At the heart of Trespass Against Us is Chad (played by Michael Fassbender), who is trying to give his children a better upbringing than he was subjected to, along with more positive prospects for the future. For now, his hands are tied by his father, Colby (a brilliant Brendan Gleeson), who insists he carry on the family trade of thieving – despite heavy police surveillance.
This is as much a film about fathers and sons as it is about travelling culture. Gleeson’s character rules over the travellers site and dictates who will perform each robbery. He denied his son any schooling and, as a result, thieving is his only way of providing for his family. He rattles out quasi-religious edicts and seems desperate to keep the traditional ways going and prevent his own little band of outlaws from modernising.
Smith – who is perhaps better known for directing music videos for The Chemical Brothers – makes his feature debut with Trespass Against Us and the twelve years it took to bring it to screen was worth the wait. Despite fairly lukewarm reviews from the Toronto Film Festival, the film keeps the pace and has just the right blend of break neck action and human emotion.
As part of the robberies, Fassbender’s character leads the local police on several high speed chases in the small hours. These are absolutely thrilling to watch, as you are often positioned inside the car, barely able to make out much of the field ahead. The pulsating soundtrack lends itself well to the shaky camerawork and first person viewpoint.
The Gloucestershire police, however, are not painted in such a great light. They are abusive, using prejudicial slurs towards the community and are often incredibly heavy handed. It’s odd that, despite the fact that Fassbender is a thief and a troublemaker, you do root for him to escape the clutches of the local ‘gavvas’.
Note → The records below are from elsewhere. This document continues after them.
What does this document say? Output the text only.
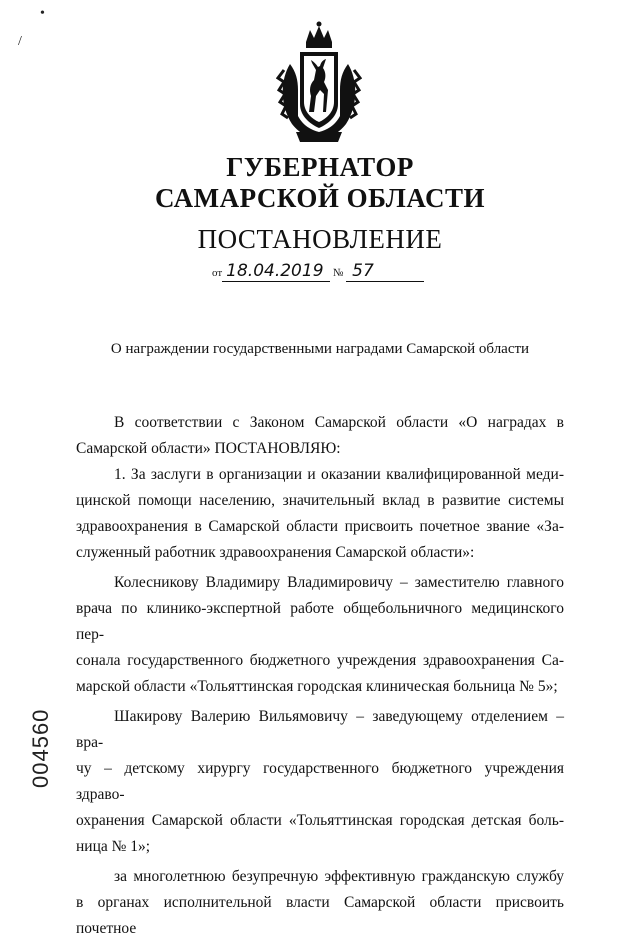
•
/
ГУБЕРНАТОР
САМАРСКОЙ ОБЛАСТИ
ПОСТАНОВЛЕНИЕ
от 18.04.2019 № 57
О награждении государственными наградами Самарской области

В соответствии с Законом Самарской области «О наградах в
Самарской области» ПОСТАНОВЛЯЮ:

1. За заслуги в организации и оказании квалифицированной меди-
цинской помощи населению, значительный вклад в развитие системы
здравоохранения в Самарской области присвоить почетное звание «За-
служенный работник здравоохранения Самарской области»:

Колесникову Владимиру Владимировичу – заместителю главного
врача по клинико-экспертной работе общебольничного медицинского пер-
сонала государственного бюджетного учреждения здравоохранения Са-
марской области «Тольяттинская городская клиническая больница № 5»;

Шакирову Валерию Вильямовичу – заведующему отделением – вра-
чу – детскому хирургу государственного бюджетного учреждения здраво-
охранения Самарской области «Тольяттинская городская детская боль-
ница № 1»;

за многолетнюю безупречную эффективную гражданскую службу
в органах исполнительной власти Самарской области присвоить почетное

004560
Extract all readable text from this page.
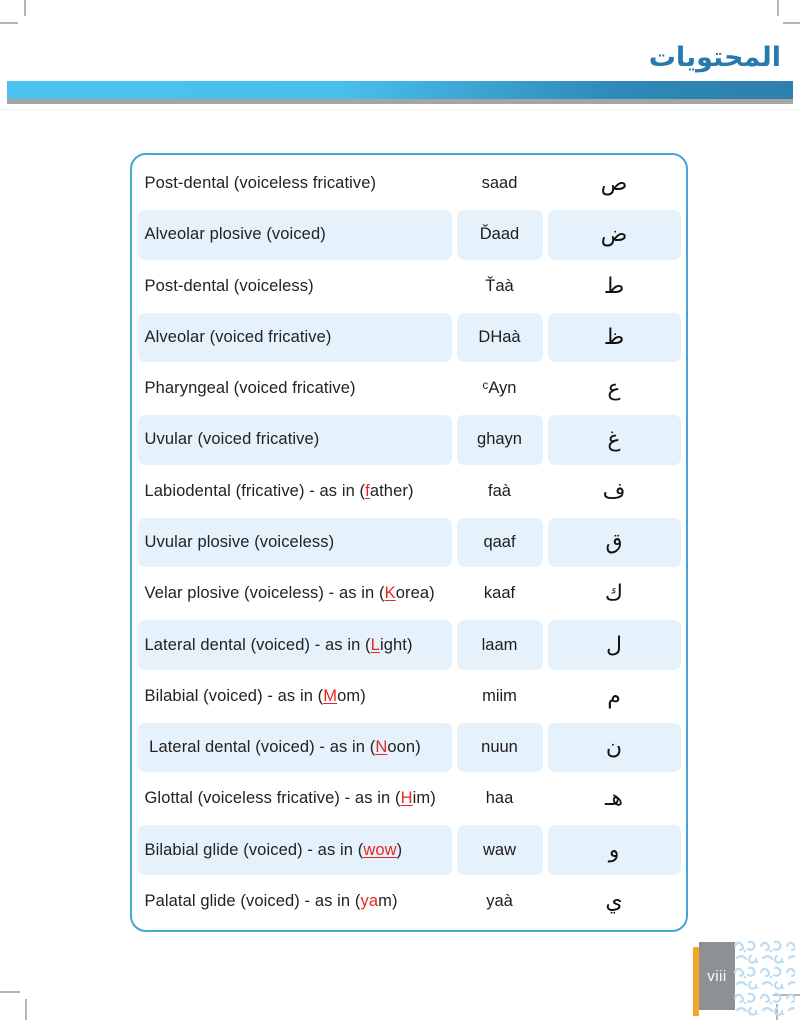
المحتويات
Post-dental (voiceless fricative)	saad	ص
Alveolar plosive (voiced)	Ďaad	ض
Post-dental (voiceless)	Ťaà	ط
Alveolar (voiced fricative)	DHaà	ظ
Pharyngeal (voiced fricative)	ᶜAyn	ع
Uvular (voiced fricative)	ghayn	غ
Labiodental (fricative) - as in ( f ather)	faà	ف
Uvular plosive (voiceless)	qaaf	ق
Velar plosive (voiceless) - as in ( K orea)	kaaf	ك
Lateral dental (voiced) - as in ( L ight)	laam	ل
Bilabial (voiced) - as in ( M om)	miim	م
Lateral dental (voiced) - as in ( N oon)	nuun	ن
Glottal (voiceless fricative) - as in ( H im)	haa	هـ
Bilabial glide (voiced) - as in ( wow )	waw	و
Palatal glide (voiced) - as in ( ya m)	yaà	ي
viii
Two scenes, in particular, stand out. The first is when armed police enter the Cutler’s caravan whilst the family are sleeping. Smith opens the scene with the Chad’s two children waking up to find a SWAT team holding their weapons just inches from their faces. It’s incredibly frightening and elicited several gasps from the audience. Fair enough, Fassbender is a bit of a wrong ‘un, but don’t bring the kids in to it. It’s quite upsetting to watch the young children scream and cry.
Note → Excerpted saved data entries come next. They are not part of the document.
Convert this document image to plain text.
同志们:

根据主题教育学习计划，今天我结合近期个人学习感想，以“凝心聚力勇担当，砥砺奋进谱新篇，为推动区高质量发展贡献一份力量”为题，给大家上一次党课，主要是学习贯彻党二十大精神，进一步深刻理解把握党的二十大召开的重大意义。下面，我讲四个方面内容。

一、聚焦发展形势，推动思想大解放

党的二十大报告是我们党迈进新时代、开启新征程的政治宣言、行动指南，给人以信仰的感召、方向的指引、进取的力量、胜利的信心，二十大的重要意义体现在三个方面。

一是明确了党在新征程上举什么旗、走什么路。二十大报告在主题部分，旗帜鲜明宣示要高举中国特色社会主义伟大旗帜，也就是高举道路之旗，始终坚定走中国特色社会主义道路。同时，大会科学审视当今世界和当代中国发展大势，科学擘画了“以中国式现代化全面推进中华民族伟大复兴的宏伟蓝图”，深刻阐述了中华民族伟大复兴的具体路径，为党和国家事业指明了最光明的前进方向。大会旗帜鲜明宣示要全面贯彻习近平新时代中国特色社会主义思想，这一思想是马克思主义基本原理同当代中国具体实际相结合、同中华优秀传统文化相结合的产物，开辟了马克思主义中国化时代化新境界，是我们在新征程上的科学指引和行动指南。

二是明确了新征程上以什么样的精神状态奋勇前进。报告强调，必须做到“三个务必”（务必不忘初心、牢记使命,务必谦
The second is one in which a frustrated and recently bailed Fassbender takes his anger out on Gordon Bennett (played by Sean Harris). Bennett is clearly a mentally disabled individual who can barely wash and care for himself. Fassbender degrades him by throwing rocks at him, looping his neck in a dog catcher and finally stripping him and covering him in bright blue paint. His abuse is so feral it was incredibly uncomfortable to watch – and one of the few times where it’s impossible to feel sympathy for Chad.
With both the law and his father cracking down on him, Chad’s behaviour becomes increasingly erratic as he attempts to forge a better life for his children away from his past transgressions.
Smith delivers neat ebbs and flows as the film flips between poignant family moments – namely between Chad and his son, Tyson – and the fast paced, tense collisions with the police.
Whilst the film may not receive much in the way of cinema space, it’s definitely worth the watch. Fassbender gives a far better performance here than he has in any of the bigger blockbusters he’s starred in. Gleeson is on form as always and, when you know a story has a basis in real people, it can encourage you to become more emotionally invested.
It will definitely leave you with mixed feelings and asking a lot of questions.